Re: More annoying code generation by clang

From: Ingo Molnar
Date: Sat Apr 06 2024 - 06:56:39 EST



[ I've Cc:-ed a few more people who might be interested in this. ]
[ Copy of Linus's email below. ]

* Linus Torvalds <torvalds@xxxxxxxxxxxxxxxxxxxx> wrote:

> So this doesn't really matter in any real life situation, but it
> really grated on me.
>
> Clang has this nasty habit of taking our nice asm constraints, and
> turning them into worst-case garbage. It's been reported a couple of
> times where we use "g" to tell the compiler that pretty much any
> source to the asm works, and then clang takes that to mean "I will
> take that to use 'memory'" even when that makes no sense what-so-ever.
>
> See for example
>
> https://lore.kernel.org/all/CAHk-=wgobnShg4c2yyMbk2p=U-wmnOmX_0=b3ZY_479Jjey2xw@xxxxxxxxxxxxxx/
>
> where I was ranting about clang just doing pointlessly stupid things.
>
> However, I found a case where yes, clang does pointlessly stupid
> things, but it's at least _partly_ our fault, and gcc can't generate
> optimal code either.
>
> We have this fairly critical code in __fget_files_rcu() to look up a
> 'struct file *' from an fd, and it does this:
>
> /* Mask is a 0 for invalid fd's, ~0 for valid ones */
> nospec_mask = array_index_mask_nospec(fd, fdt->max_fds);
>
> and clang makes a *horrid* mess of it, generating this code:
>
> movl %edi, %r14d
> movq 32(%rbx), %rdx
> movl (%rdx), %eax
> movq %rax, 8(%rsp)
> cmpq 8(%rsp), %r14
> sbbq %rcx, %rcx
>
> which is just crazy. Notice how it does that "move rax to stack, then
> do the compare against the stack", instead of just using %rax.
>
> In fact, that function shouldn't have a stack frame at all, and the
> only reason it is generated is because of this whole oddity.
>
> All clang's fault, right?
>
> Yeah, mostly.
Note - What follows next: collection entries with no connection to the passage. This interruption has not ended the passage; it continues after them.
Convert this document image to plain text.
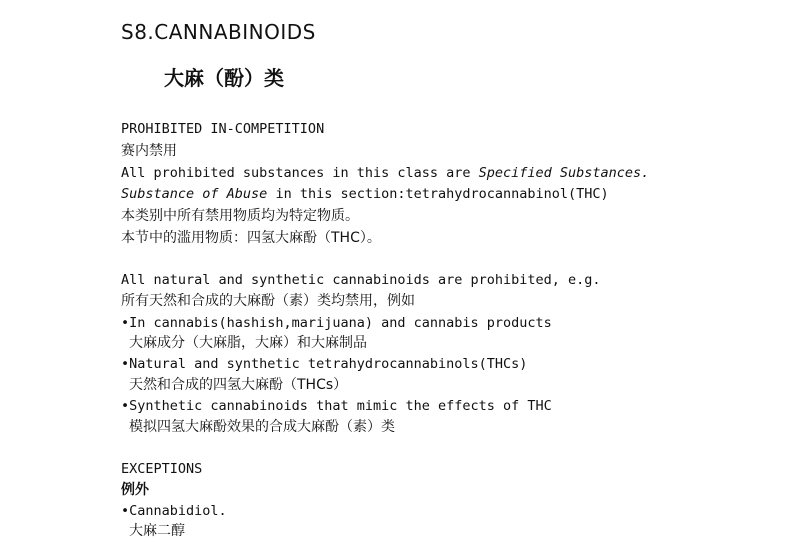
S8.CANNABINOIDS
大麻（酚）类
PROHIBITED IN-COMPETITION
赛内禁用
All prohibited substances in this class are Specified Substances.
Substance of Abuse in this section:tetrahydrocannabinol(THC)
本类别中所有禁用物质均为特定物质。
本节中的滥用物质：四氢大麻酚（THC）。
All natural and synthetic cannabinoids are prohibited, e.g.
所有天然和合成的大麻酚（素）类均禁用，例如
•In cannabis(hashish,marijuana) and cannabis products
大麻成分（大麻脂，大麻）和大麻制品
•Natural and synthetic tetrahydrocannabinols(THCs)
天然和合成的四氢大麻酚（THCs）
•Synthetic cannabinoids that mimic the effects of THC
模拟四氢大麻酚效果的合成大麻酚（素）类
EXCEPTIONS
例外
•Cannabidiol.
大麻二醇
But it turns out that what really messes with clangs
> little head is that the x86 array_index_mask_nospec() function is
> being a bit annoying.
>
> This is what we do:
>
> static __always_inline unsigned long
> array_index_mask_nospec(unsigned long index,
> unsigned long size)
> {
> unsigned long mask;
>
> asm volatile ("cmp %1,%2; sbb %0,%0;"
> :"=r" (mask)
> :"g"(size),"r" (index)
> :"cc");
> return mask;
> }
>
> and look at the use again:
>
> nospec_mask = array_index_mask_nospec(fd, fdt->max_fds);
>
> here all the values are actually 'unsigned int'. So what happens is
> that clang can't just use the fdt->max_fds value *directly* from
> memory, because it needs to be expanded from 32-bit to 64-bit because
> we've made our array_index_mask_nospec() function only work on 64-bit
> 'unsigned long' values.
>
> So it turns out that by massaging this a bit, and making it just be a
> macro - so that the asm can decide that "I can do this in 32-bit" - I
> can get clang to generate much better code.
>
> Clang still absolutely hates the "g" constraint, so to get clang to
> really get this right I have to use "ir" instead of "g". Which is
> wrong. Because gcc does this right, and could use the memory op
> directly. But even gcc cannot do that with our *current* function,
> because of that "the memory value is 32-bit, we require a 64-bit
> value"
>
> Anyway, I can get gcc to generate the right code:
>
> movq 32(%r13), %rdx
> cmp (%rdx),%ebx
> sbb %esi,%esi
>
> which is basically the right code for the six crazy instructions clang
> generates. And if I make the "g" be "ir", I can get clang to generate
>
> movq 32(%rdi), %rcx
> movl (%rcx), %eax
> cmpl %eax, %esi
> sbbl %esi, %esi
>
> which is the same thing, but with that (pointless) load to a register.
>
> And now clang doesn't generate that stack frame at all.
>
> Anyway, this was a long email to explain the odd attached patch.
>
> Comments? Note that this patch is *entirely* untested, I have done
> this purely by looking at the code generation in fs/file.c.
>
> Linus

> arch/x86/include/asm/barrier.h | 23 +++++++++--------------
> 1 file changed, 9 insertions(+), 14 deletions(-)
>
> diff --git a/arch/x86/include/asm/barrier.h b/arch/x86/include/asm/barrier.h
> index 66e57c010392..6159d2cbbfde 100644
> --- a/arch/x86/include/asm/barrier.h
> +++ b/arch/x86/include/asm/barrier.h
> @@ -33,20 +33,15 @@
> * Returns:
> * 0 - (index < size)
> */
> -static __always_inline unsigned long array_index_mask_nospec(unsigned long index,
> - unsigned long size)
> -{
> - unsigned long mask;
> -
> - asm volatile ("cmp %1,%2; sbb %0,%0;"
> - :"=r" (mask)
> - :"g"(size),"r" (index)
> - :"cc");
> - return mask;
> -}
> -
> -/* Override the default implementation from linux/nospec.h. */
> -#define array_index_mask_nospec array_index_mask_nospec
> +#define array_index_mask_nospec(idx,sz) ({ \
> + typeof((idx)+(sz)) __idx = (idx); \
> + typeof(__idx) __sz = (sz); \
> + typeof(__idx) __mask; \
> + asm volatile ("cmp %1,%2; sbb %0,%0" \
> + :"=r" (__mask) \
> + :"ir"(__sz),"r" (__idx) \
> + :"cc"); \
> + __mask; })
>
> /* Prevent speculative execution past this barrier. */
> #define barrier_nospec() asm volatile("lfence":::"memory")